Speaking at the ongoing Singapore National Swimming Championships this week, where Schooling already won the 100m fly sprint, the Olympic gold medalist said, “I’ve raced the 200m fly for a very long time and I think I might be done with that race.”
Schooling earned an Olympic berth in the event back at the 2012 Olympic Games, where he finished 26th overall. Prior to that, he earned 200m fly bronze at the 2014 Asian Games followed by gold at 2015’s SEA Games. As a student-athlete at the University of Texas, Schooling earned 2 NCAA titles in the event, both as a lower classman.
However, in recent years Schooling has dropped the 200m fly as a rule. He was slated to swim it at the 2016 Olympic Games in Rio, as well as the 2017 World Championships, but bowed out of both.

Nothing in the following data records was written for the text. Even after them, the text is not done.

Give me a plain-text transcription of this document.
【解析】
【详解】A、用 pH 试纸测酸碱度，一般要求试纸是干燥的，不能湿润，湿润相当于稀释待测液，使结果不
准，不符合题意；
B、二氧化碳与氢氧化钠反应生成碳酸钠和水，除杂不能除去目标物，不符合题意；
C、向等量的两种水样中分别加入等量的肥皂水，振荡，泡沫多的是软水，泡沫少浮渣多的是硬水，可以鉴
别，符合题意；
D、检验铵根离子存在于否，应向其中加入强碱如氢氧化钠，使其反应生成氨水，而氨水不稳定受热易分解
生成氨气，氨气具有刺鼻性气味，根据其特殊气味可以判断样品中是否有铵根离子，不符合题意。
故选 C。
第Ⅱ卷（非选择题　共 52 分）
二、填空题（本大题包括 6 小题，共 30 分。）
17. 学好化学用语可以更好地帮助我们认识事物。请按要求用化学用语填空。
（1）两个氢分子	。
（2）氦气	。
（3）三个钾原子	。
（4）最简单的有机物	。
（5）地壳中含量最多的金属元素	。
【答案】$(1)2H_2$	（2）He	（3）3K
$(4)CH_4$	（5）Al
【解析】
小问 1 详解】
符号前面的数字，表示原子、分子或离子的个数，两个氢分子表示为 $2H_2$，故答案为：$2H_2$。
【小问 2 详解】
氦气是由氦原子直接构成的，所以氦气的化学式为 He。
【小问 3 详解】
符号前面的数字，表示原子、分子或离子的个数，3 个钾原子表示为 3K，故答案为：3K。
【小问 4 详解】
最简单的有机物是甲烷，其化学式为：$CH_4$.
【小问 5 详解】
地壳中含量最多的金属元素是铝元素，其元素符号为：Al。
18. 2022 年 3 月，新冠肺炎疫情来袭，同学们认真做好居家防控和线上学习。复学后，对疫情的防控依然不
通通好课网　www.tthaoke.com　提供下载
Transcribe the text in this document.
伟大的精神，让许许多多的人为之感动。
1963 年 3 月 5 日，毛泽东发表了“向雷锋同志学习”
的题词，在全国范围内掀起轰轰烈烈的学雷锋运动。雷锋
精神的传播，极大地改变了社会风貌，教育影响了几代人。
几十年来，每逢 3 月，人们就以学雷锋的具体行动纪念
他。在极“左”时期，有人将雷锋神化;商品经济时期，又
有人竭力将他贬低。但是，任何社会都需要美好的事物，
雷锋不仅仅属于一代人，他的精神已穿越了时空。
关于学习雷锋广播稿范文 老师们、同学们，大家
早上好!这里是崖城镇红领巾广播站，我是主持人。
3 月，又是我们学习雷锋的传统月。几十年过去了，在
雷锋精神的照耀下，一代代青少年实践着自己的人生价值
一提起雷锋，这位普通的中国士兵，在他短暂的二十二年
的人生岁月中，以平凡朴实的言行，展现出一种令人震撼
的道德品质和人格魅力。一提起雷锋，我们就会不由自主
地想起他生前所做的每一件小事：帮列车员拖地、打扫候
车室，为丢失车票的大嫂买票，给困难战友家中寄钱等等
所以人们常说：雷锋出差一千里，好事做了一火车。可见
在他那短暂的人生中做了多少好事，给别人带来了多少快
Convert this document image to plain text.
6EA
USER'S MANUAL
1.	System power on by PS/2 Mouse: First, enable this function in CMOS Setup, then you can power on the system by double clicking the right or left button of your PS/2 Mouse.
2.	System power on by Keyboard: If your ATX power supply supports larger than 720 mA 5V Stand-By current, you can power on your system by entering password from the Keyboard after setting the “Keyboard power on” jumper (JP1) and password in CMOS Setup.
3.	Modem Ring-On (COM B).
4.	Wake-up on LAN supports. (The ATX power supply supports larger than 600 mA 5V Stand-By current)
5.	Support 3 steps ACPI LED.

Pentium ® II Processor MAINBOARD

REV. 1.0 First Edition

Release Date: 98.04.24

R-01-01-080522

“I am comfortable focusing on the shorter races. Sometimes you just have to transition, that is how the career goes. Michael (Phelps) stopped the 400m IM (individual medley) when he got older, and sometimes it’s just what you need to do,” Schooling told The Straits Times meet-side tonight.
By shorter races, Schooling is certainly including the 100m butterfly, the event in which he won Singapore’s sole Olympic gold medal. He indeed won the sprint tonight at the OCBC Aquatic Centre, clocking a modest 52.43 to take gold by just .16 ahead of the runner-up, Matthew Temple of Australia.
Of his performance tonight, Schooling told The Straits Times, “I’d like to be a bit faster, but we are in hard training now and it’s my first long-course meet since the Worlds last year… I kind of dusted the cobwebs off (today).
“Physically, I am getting stronger; I’ve started getting my flexibility back – that’s something I lost in the past two years, lifting a lot of weights – and I’ve also lost some shoulder mobility.
“Although I don’t feel my explosiveness yet, I feel like my aerobic levels are great, I am not dragging around or dying (in the pool). I just got to keep working on it, get enough rest before the Asian Games and the speed will come.”